O levantamento preliminar
de dados sobre constituição do campo da educação e das ciências sociais no
Paraná, no período de 1971 a 2002, indicou uma rápida expansão nos dois campos,
ou seja, tanto o sistema de ensino se estruturou em todas as regiões do Estado
como o ensino das ciências sociais expandiu-se nesse contexto histórico, que em
termos de governo federal, ficou marcado pela ditadura militar,
redemocratização e configuração de um Estado voltado para os interesses da
acumulação capitalista na perspectiva financista. Certamente as ciências
sociais foram condicionadas pelas reformas educacionais de cada período em
questão. O Paraná têm cursos antigos de Ciências Sociais em nível Superior,
paradoxalmente, expandidos no período da Ditadura Militar (1964-1984). As
pesquisas que realizei sobre a Educação neste Estado, anos de 1980 e 1990, que
suscitaram inúmeras questões sobre, por exemplo, a permanência da “cultura”,
das diretrizes, das práticas pedagógicas disseminadas nos vinte anos de Governo
Militar, que poderiam ter servido de base societária e ideológica para
dificultar as propostas de educação dos anos de 1980, ligadas ao liberalismo
e/ou socialismo. Entretanto essa mesma base teria sido facilitadora da
implantação das reformas de 1995 em diante, as ciências sociais expandem-se,
sobretudo como disciplinas acadêmicas no período da Ditadura Militar (1964-1984)

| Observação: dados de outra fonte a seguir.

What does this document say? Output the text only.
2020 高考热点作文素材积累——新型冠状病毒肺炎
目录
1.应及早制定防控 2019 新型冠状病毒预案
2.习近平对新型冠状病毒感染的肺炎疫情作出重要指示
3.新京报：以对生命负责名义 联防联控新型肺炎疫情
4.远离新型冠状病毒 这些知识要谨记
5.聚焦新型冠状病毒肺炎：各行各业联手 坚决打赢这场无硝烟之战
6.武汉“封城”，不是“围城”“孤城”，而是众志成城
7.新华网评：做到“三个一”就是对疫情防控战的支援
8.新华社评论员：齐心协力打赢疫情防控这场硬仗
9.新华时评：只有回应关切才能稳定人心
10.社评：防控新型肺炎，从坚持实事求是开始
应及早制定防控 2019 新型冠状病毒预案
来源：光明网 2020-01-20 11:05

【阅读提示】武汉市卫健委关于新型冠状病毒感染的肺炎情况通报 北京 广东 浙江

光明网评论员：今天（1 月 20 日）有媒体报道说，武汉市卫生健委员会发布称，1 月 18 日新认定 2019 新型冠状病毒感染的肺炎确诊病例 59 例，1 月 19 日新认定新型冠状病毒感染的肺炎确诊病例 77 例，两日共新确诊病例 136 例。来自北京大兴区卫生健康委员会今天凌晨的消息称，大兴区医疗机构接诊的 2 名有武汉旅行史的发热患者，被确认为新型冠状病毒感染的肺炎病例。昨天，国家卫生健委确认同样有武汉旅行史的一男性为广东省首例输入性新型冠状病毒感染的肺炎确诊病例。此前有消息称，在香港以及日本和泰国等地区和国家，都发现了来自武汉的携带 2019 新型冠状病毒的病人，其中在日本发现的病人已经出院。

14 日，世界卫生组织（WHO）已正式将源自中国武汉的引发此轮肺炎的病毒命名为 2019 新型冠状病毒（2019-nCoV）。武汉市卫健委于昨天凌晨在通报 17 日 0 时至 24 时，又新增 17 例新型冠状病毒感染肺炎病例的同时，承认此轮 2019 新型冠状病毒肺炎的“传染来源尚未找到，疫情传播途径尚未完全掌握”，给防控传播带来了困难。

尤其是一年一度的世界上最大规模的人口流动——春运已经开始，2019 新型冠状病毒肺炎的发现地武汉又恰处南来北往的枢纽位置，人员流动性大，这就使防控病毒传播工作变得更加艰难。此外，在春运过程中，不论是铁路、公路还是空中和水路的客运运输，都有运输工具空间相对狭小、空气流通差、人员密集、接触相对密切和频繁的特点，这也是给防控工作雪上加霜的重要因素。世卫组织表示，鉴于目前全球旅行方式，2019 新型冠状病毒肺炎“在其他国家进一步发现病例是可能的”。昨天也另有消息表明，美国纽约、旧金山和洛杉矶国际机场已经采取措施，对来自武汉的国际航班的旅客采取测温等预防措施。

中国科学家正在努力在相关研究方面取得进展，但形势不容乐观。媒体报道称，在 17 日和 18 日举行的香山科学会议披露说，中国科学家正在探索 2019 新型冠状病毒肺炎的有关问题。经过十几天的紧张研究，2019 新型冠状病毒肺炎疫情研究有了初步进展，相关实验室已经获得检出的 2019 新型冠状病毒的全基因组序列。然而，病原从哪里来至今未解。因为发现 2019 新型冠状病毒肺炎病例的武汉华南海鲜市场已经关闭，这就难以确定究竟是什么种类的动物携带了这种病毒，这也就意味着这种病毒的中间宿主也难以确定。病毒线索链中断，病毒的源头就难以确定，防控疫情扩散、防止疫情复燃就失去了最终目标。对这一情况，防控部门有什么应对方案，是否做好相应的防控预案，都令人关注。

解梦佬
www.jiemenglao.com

e depois com a Sociologia como disciplina escolar no Ensino Médio, no período
denominado de neoliberal (1991-2002, período de reconfiguração do espaço
público, incluindo a educação). Apreender a complexidade desses processos,
partindo das mudanças na natureza da relação entre educação escolar e ciências
sociais e as “fronteiras” entre ciência e escola é objetivo das pesquisas,
ainda em desenvolvimento, da elaboração da minha tese de doutorado.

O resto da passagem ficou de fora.